The Right of Conscience Act
As to the first claim, the employees contended that by conditioning their continued employment on vaccination or testing, their employers unlawfully “discriminated against” them by violating their conscientious right to refuse “to receive” or “participate in” a “form of health care services.” 745 ILCS 70/5 (West 2020).
The Circuit Court found no violation, relying in part on a recent amendment passed by the General Assembly clarifying that it was not a violation of the Conscience Act for any employer to take measures calculated to prevent the spread of COVID-19. The Circuit Court found that the public employers involved here had not “discriminated” against any employees under terms of the Right in Conscience Act.
The Department of Public Health Act
The employees also claim their employer policy to be vaccinated or test is a violation of section 2 of the Department of Public Health Act (“Health Act”) (20 ILCS 2305/2). The appellate court noted that the employees had failed to adequately explain how such a policy violates this statute, noting that even though the Health Department “has supreme authority in matters of quarantine and isolation” under the Health Act, the public employers involved had not quarantined or isolated any employees, nor threatened to do so. The consequence under the employer policy for noncompliance with the vaccination or testing requirement was the loss of employment, not quarantine or isolation. The Court noted that just because the Illinois Department of Public Health is authorized to compel vaccination or isolation or quarantine, it did not impact employer authority over workplace safety, such as the authority to require employees to be vaccinated or test for infectious diseases such as COVID-19 or to be terminated.
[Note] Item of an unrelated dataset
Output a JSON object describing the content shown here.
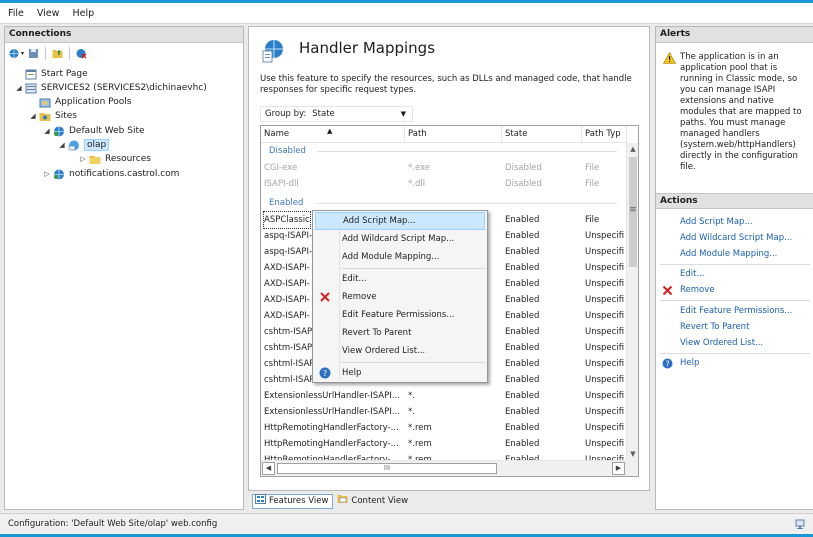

The Appellate Court did clearly note that public employers have the power to establish workplace safety rules, of which the vaccination or testing requirement would be an example, as such power is reasonably necessary to exercise the authority expressly granted to them. The Court also noted this challenge to a “vaccination or testing requirement” is not a decision on public health since public health relates to the health or sanitary condition of the community at large. The vaccination or testing employment policy here being challenged is not designed to maintain “the health of the community at large.” The policy is a workplace safety rule and a workplace rule of considerate conduct toward the public that the agencies serve.
Decision of Appellate Court
Based on the above reasoning, the appellate court affirmed the circuit court’s decision that the employees failed to establish a likelihood of success on the merits on their claims under the Conscience Act and the Health Act.